Balancing Risk and Innovation: AI Governance Strategies in South Korea, Japan, and Taiwan
As AI becomes a defining force in global innovation and economic competitiveness, governments are establishing regulatory frameworks to oversee their use. Three of East Asia’s leading digital economies — South Korea, Japan, and Taiwan — are emerging as early movers in the development of AI laws, all aiming for more innovation-friendly regimes.
Diverse Approaches to AI Governance
Each jurisdiction has taken a distinct approach:
- South Korea: The AI Basic Act introduces an expansive risk-based regulatory regime.
- Japan: The AI Promotion Act favors a more permissive, innovation-driven model.
- Taiwan: The draft AI Basic Law proposes a principles-based framework that may develop into a more risk-based approach.
Together, these efforts offer a case study on the diversity of AI governance strategies and their effects on digital trade.
South Korea’s AI Basic Act
South Korea passed its Basic AI Act in January 2025. This Act, which introduces tiered obligations based on risk levels, applies to both AI developers and deployers. It is among the most ambitious regulatory efforts outside of the EU. Under Korea’s Act, providers of “high-risk” AI services must:
- Notify users in advance.
- Submit risk assessments and explainability documentation to government authorities before deployment.
The rushed development of the Act and lack of deep stakeholder engagement mean that many implementing details hinge on future regulations, which could establish additional obligations for AI systems that exceed certain computing power thresholds.
Japan’s AI Promotion Act
Japan followed with the passage of its AI Promotion Act in May 2025. This approach is incentive-driven, aiming to stimulate innovation through a light-touch regulatory framework. Rather than imposing sweeping new obligations, the Act defers to existing sector-specific regulations.

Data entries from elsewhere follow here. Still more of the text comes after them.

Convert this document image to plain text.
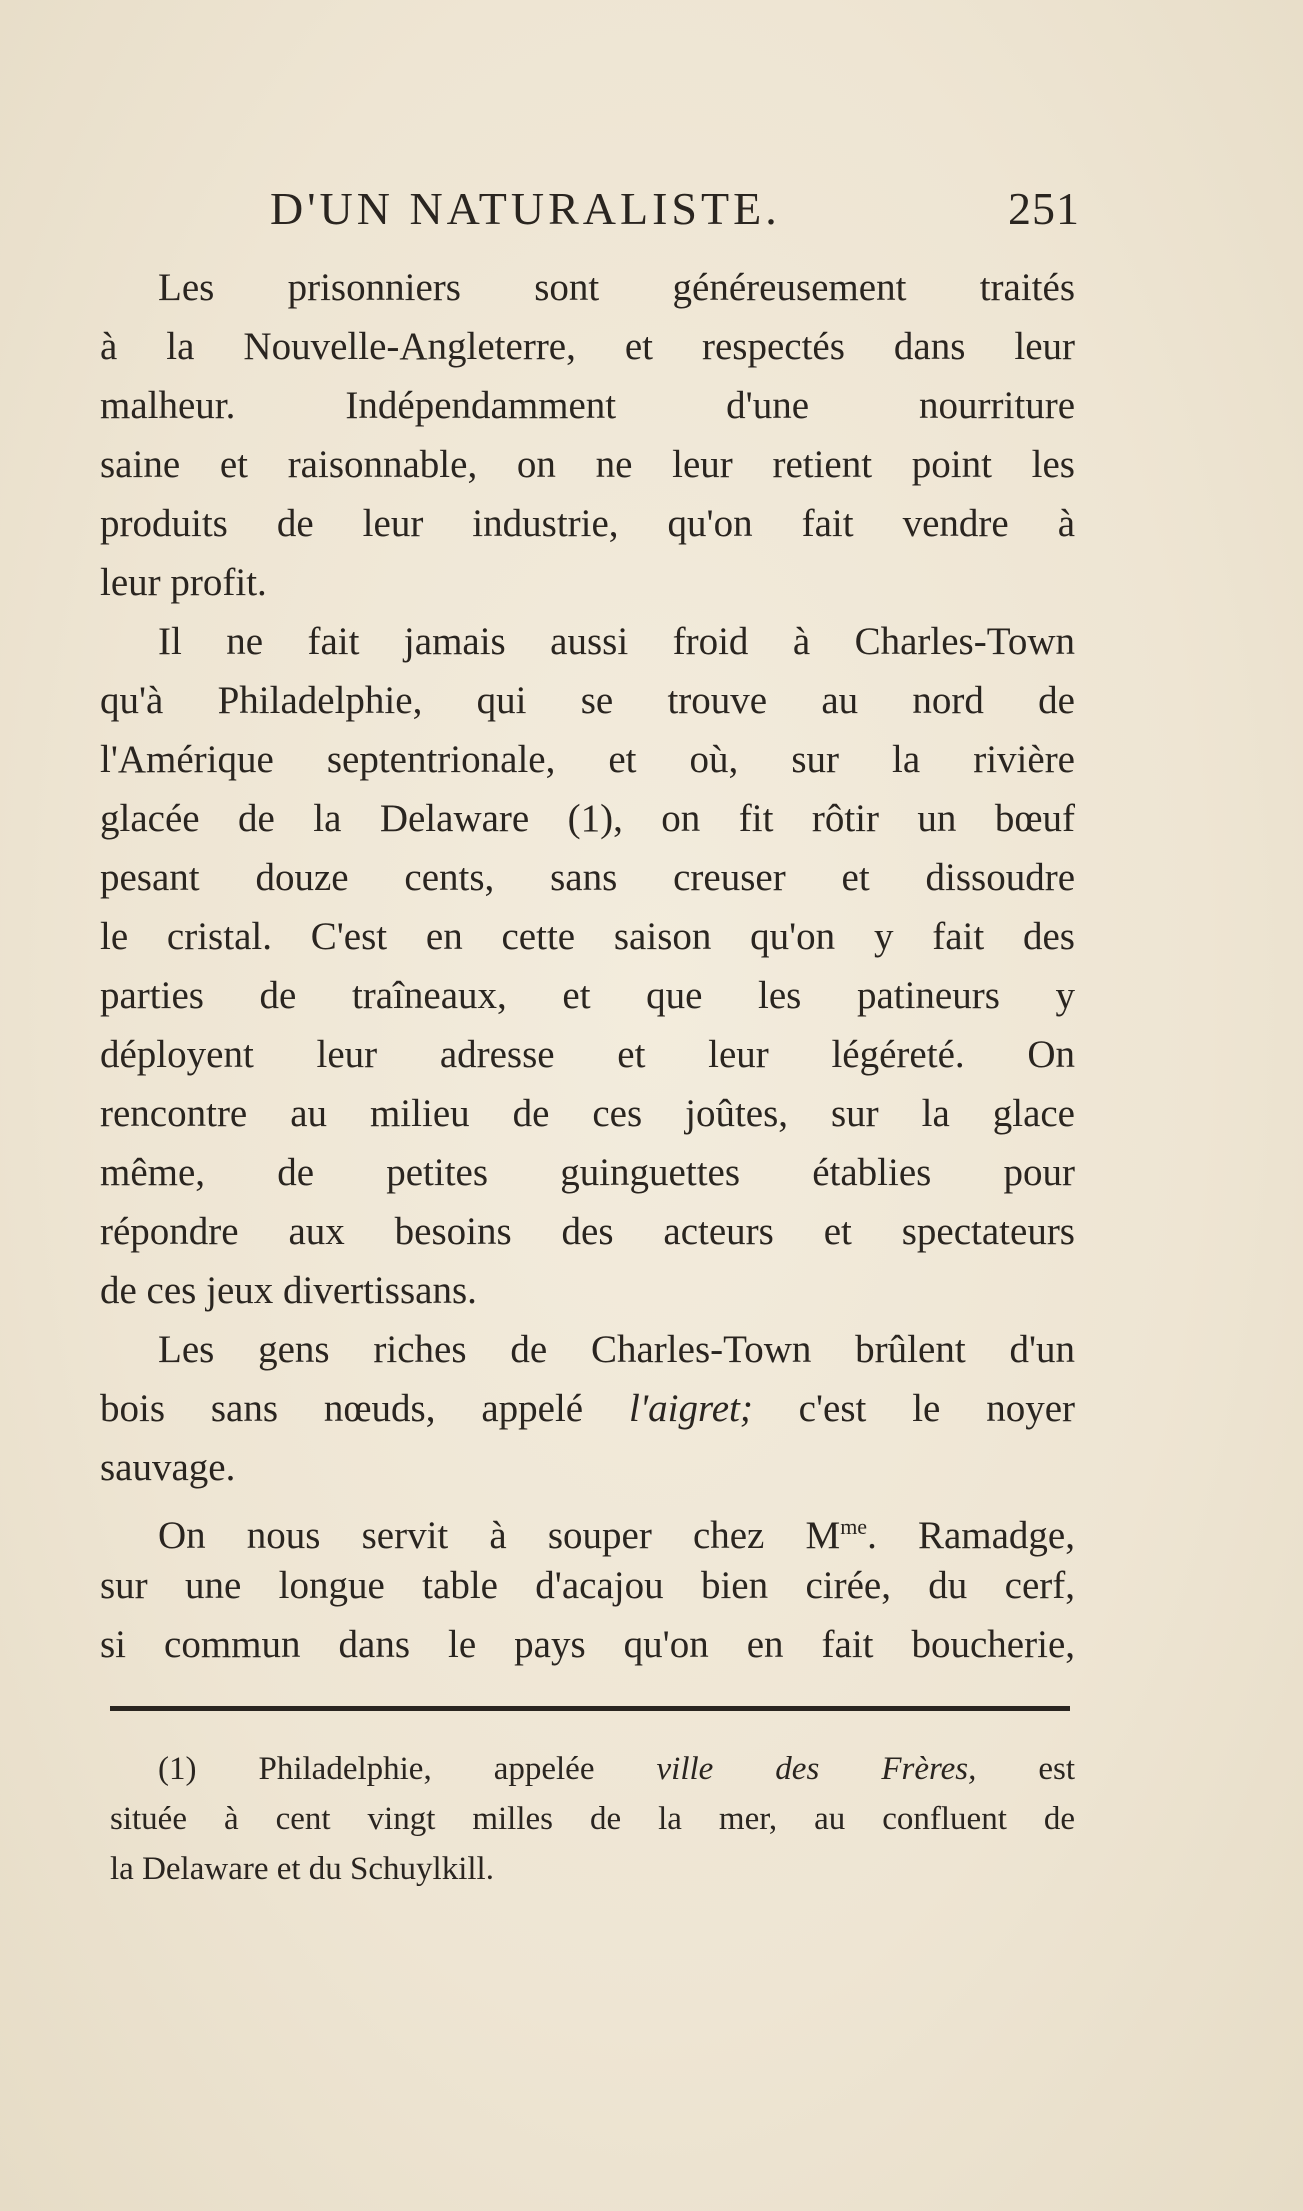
D'UN NATURALISTE.	251
Les prisonniers sont généreusement traités
à la Nouvelle-Angleterre, et respectés dans leur
malheur. Indépendamment d'une nourriture
saine et raisonnable, on ne leur retient point les
produits de leur industrie, qu'on fait vendre à
leur profit.
Il ne fait jamais aussi froid à Charles-Town
qu'à Philadelphie, qui se trouve au nord de
l'Amérique septentrionale, et où, sur la rivière
glacée de la Delaware (1), on fit rôtir un bœuf
pesant douze cents, sans creuser et dissoudre
le cristal. C'est en cette saison qu'on y fait des
parties de traîneaux, et que les patineurs y
déployent leur adresse et leur légéreté. On
rencontre au milieu de ces joûtes, sur la glace
même, de petites guinguettes établies pour
répondre aux besoins des acteurs et spectateurs
de ces jeux divertissans.
Les gens riches de Charles-Town brûlent d'un
bois sans nœuds, appelé l'aigret; c'est le noyer
sauvage.
On nous servit à souper chez $M^{me}$. Ramadge,
sur une longue table d'acajou bien cirée, du cerf,
si commun dans le pays qu'on en fait boucherie,
(1) Philadelphie, appelée ville des Frères, est
située à cent vingt milles de la mer, au confluent de
la Delaware et du Schuylkill.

It addresses concerns such as:
- Criminal misuse.
- Data privacy violations.
- Copyright infringement.
By promoting transparency measures, it stops short of mandating hard compliance requirements.
Taiwan’s Draft AI Basic Law
Taiwan is finalizing its own AI Basic Law. The draft legislation sets out principles centered on:
- Data governance.
- Transparency.
- Explainability.
- Fairness.
- Non-discrimination.
While imposing limited obligations, such as labeling or disclosure of AI-generated content, it addresses high-risk AI through standards, verification mechanisms, testing frameworks, and liability guidelines.

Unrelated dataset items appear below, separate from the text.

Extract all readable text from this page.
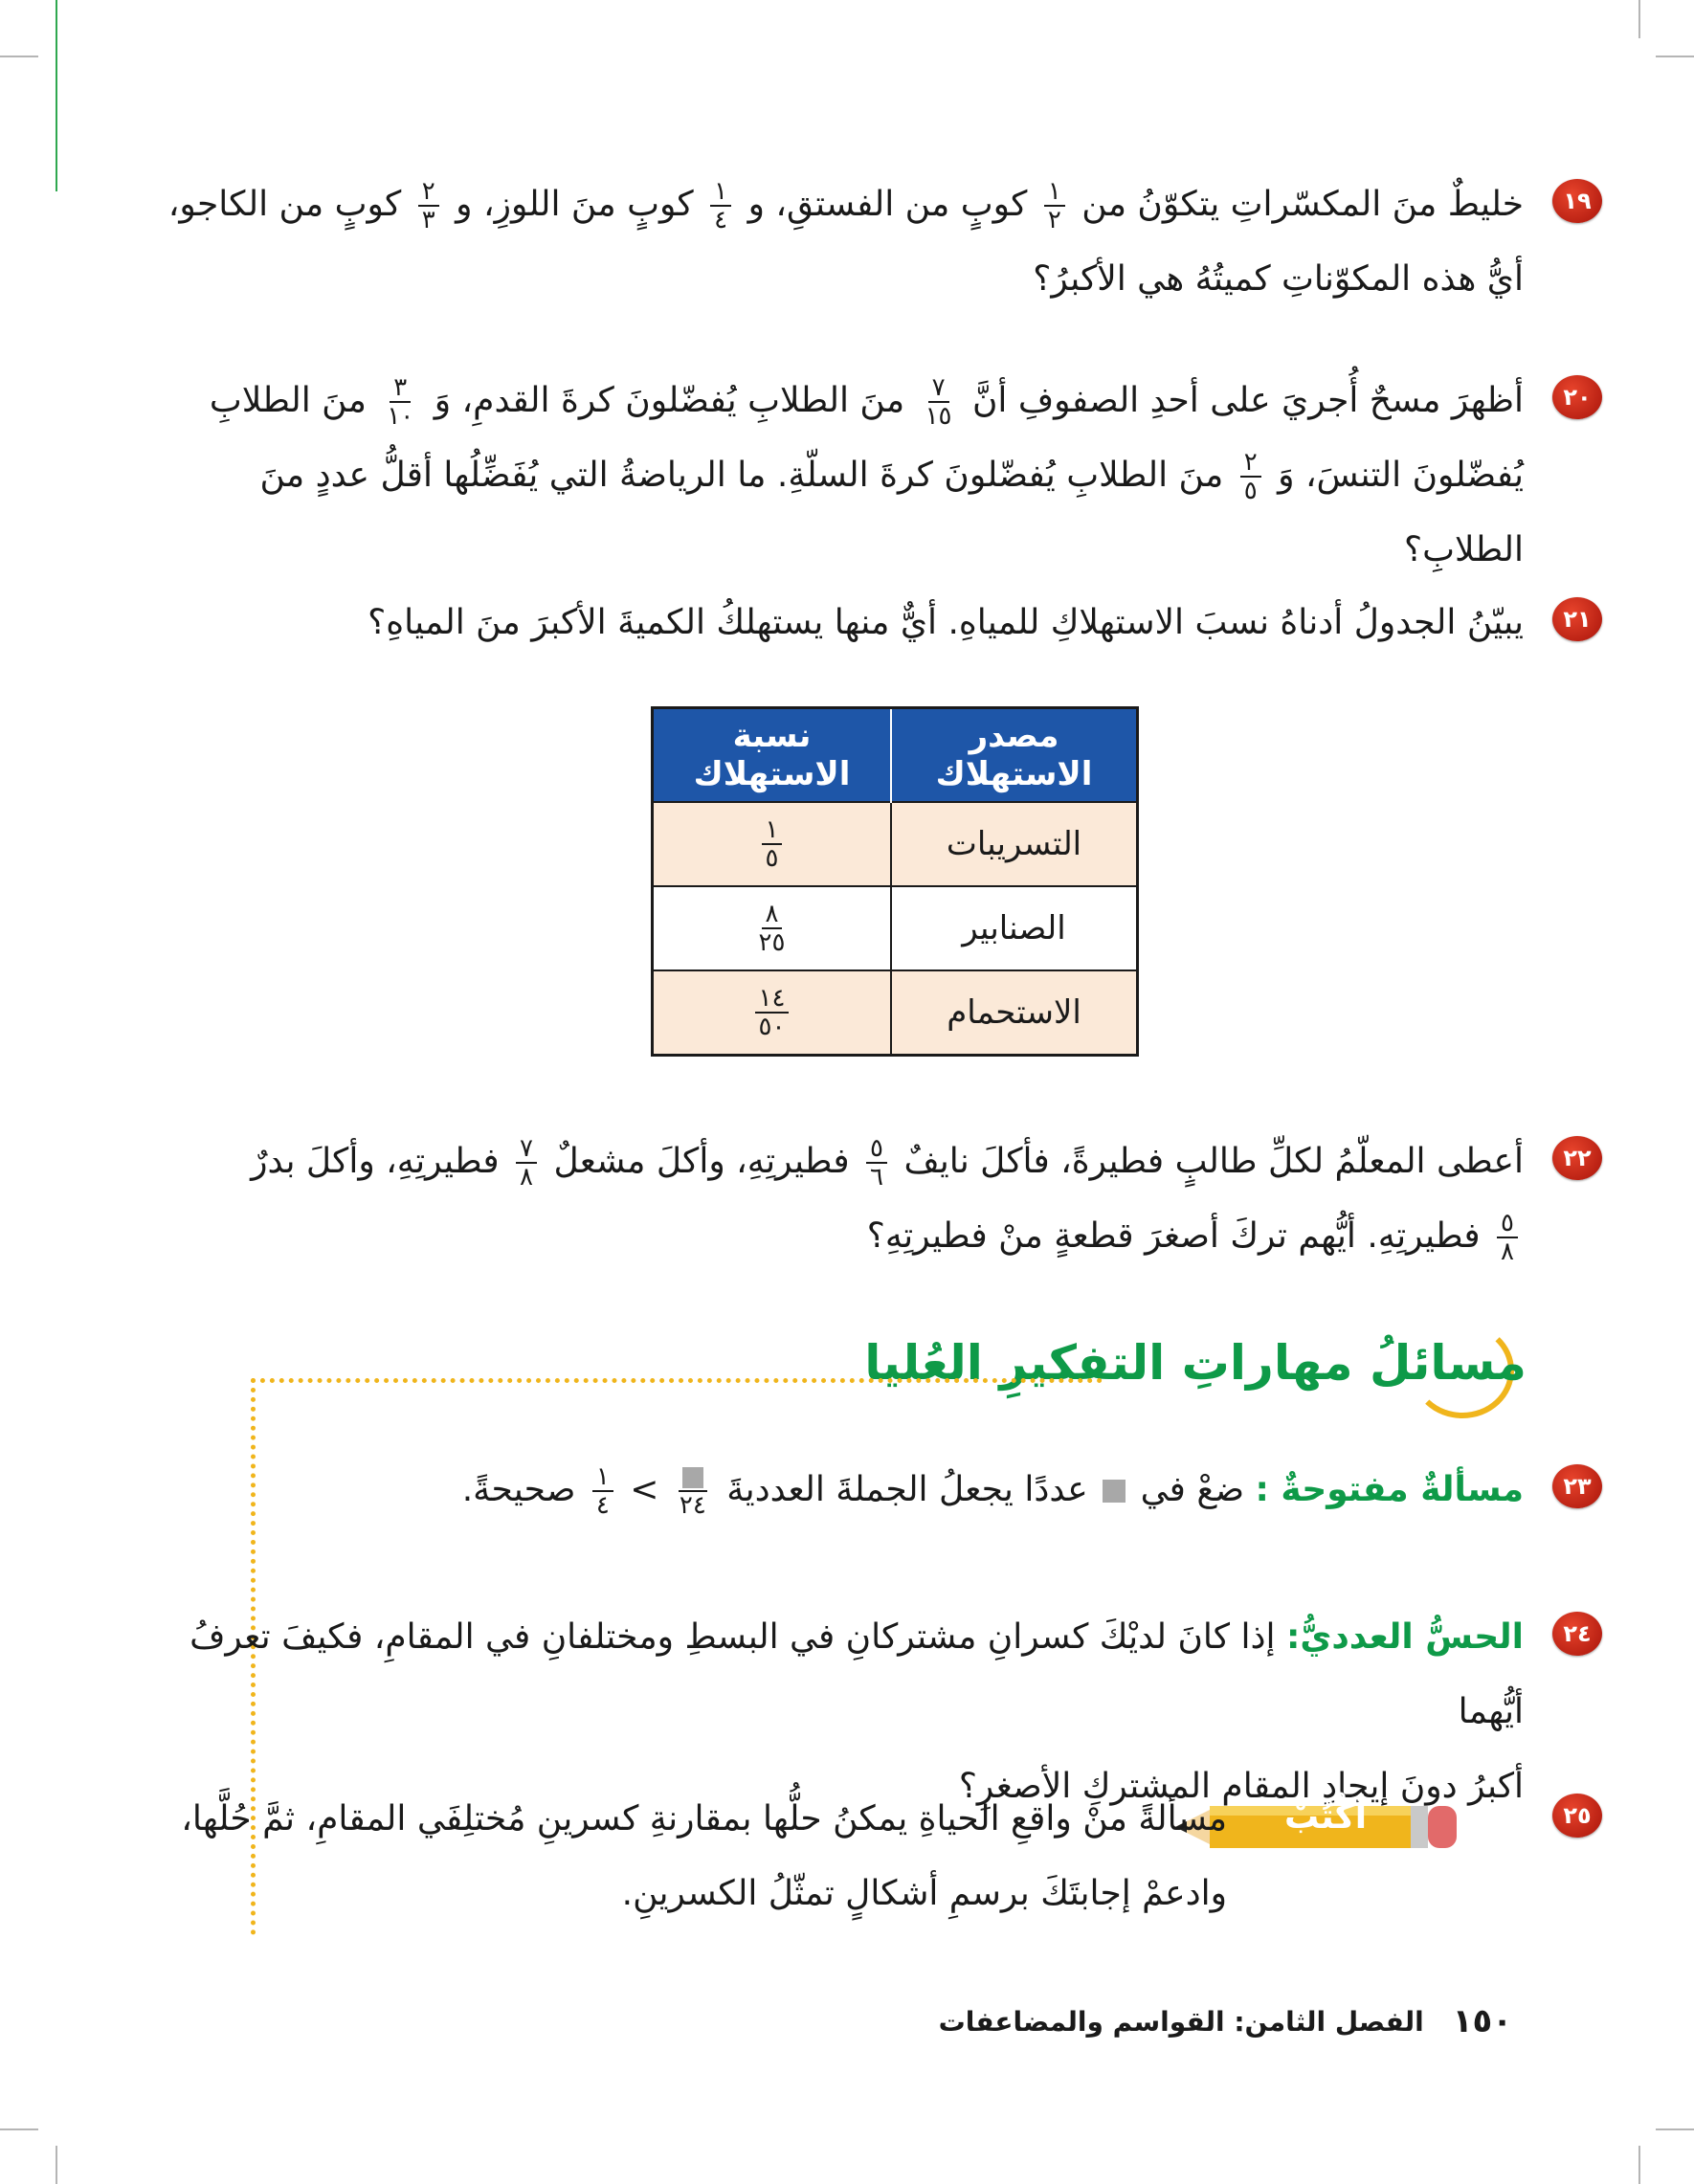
١٩
خليطٌ منَ المكسّراتِ يتكوّنُ من
$\frac{١}{٢}$
كوبٍ من الفستقِ، و
$\frac{١}{٤}$
كوبٍ منَ اللوزِ، و
$\frac{٢}{٣}$
كوبٍ من الكاجو،
أيُّ هذه المكوّناتِ كميتُهُ هي الأكبرُ؟
٢٠
أظهرَ مسحٌ أُجريَ على أحدِ الصفوفِ أنَّ
$\frac{٧}{١٥}$
منَ الطلابِ يُفضّلونَ كرةَ القدمِ، وَ
$\frac{٣}{١٠}$
منَ الطلابِ
يُفضّلونَ التنسَ، وَ
$\frac{٢}{٥}$
منَ الطلابِ يُفضّلونَ كرةَ السلّةِ. ما الرياضةُ التي يُفَضِّلُها أقلُّ عددٍ منَ الطلابِ؟
٢١
يبيّنُ الجدولُ أدناهُ نسبَ الاستهلاكِ للمياهِ. أيٌّ منها يستهلكُ الكميةَ الأكبرَ منَ المياهِ؟
مصدر الاستهلاك	نسبة الاستهلاك
التسريبات	$\frac{١}{٥}$

الصنابير	$\frac{٨}{٢٥}$

الاستحمام	$\frac{١٤}{٥٠}$
٢٢
أعطى المعلّمُ لكلِّ طالبٍ فطيرةً، فأكلَ نايفٌ
$\frac{٥}{٦}$
فطيرتِهِ، وأكلَ مشعلٌ
$\frac{٧}{٨}$
فطيرتِهِ، وأكلَ بدرٌ
$\frac{٥}{٨}$
فطيرتِهِ. أيُّهم تركَ أصغرَ قطعةٍ منْ فطيرتِهِ؟
مسائلُ مهاراتِ التفكيرِ العُليا
٢٣
مسألةٌ مفتوحةٌ : ضعْ في  عددًا يجعلُ الجملةَ العدديةَ
٢٤
>
$\frac{١}{٤}$
صحيحةً.
٢٤
الحسُّ العدديُّ: إذا كانَ لديْكَ كسرانِ مشتركانِ في البسطِ ومختلفانِ في المقامِ، فكيفَ تعرفُ أيُّهما
أكبرُ دونَ إيجادِ المقامِ المشتركِ الأصغرِ؟
٢٥
مسألةً منْ واقعِ الحياةِ يمكنُ حلُّها بمقارنةِ كسرينِ مُختلِفَي المقامِ، ثمَّ حُلَّها،
وادعمْ إجابتَكَ برسمِ أشكالٍ تمثّلُ الكسرينِ.
أكْتُبْ
١٥٠
الفصل الثامن: القواسم والمضاعفات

Comparative Insights and International Implications
With South Korea, Japan, and Taiwan charting distinct regulatory paths, they serve as a real-world testbed for how different approaches to AI governance affect innovation, investment, digital trade, and consumer welfare. All three jurisdictions reflect a mix of hard regulatory obligations and soft-law transparency- and incentive-based models.
Some early insights are emerging:
- Tiered risk models remain the most viable path forward, given the increasing ubiquitous application of AI across diverse sectors and use cases.
- Aligning with existing sectoral rules, where possible, helps reduce compliance burdens and fosters innovation.
- Proxy metrics such as compute thresholds may not reliably capture actual risk.
These approaches carry important international implications, as AI regulations increasingly intersect with cross-border service provision. Avoiding regulatory fragmentation is key to ensuring the continued flow of AI-enabled services and digital trade.
Conclusion
The varied approaches taken by South Korea, Japan, and Taiwan underscore the challenges of crafting AI governance frameworks that manage risks while avoiding disruption of digital trade. While all three emphasize risk management and international alignment, South Korea’s broad and accelerated approach highlights potential downsides of moving too quickly without fully developed implementing rules.
In contrast, Japan’s more measured, incentive-based strategy demonstrates advantages of building on existing legal frameworks to support innovation while addressing key risks. These early cases offer important lessons on the value of balanced regulatory approaches that uphold core principles for enabling trade in AI-enabled technologies.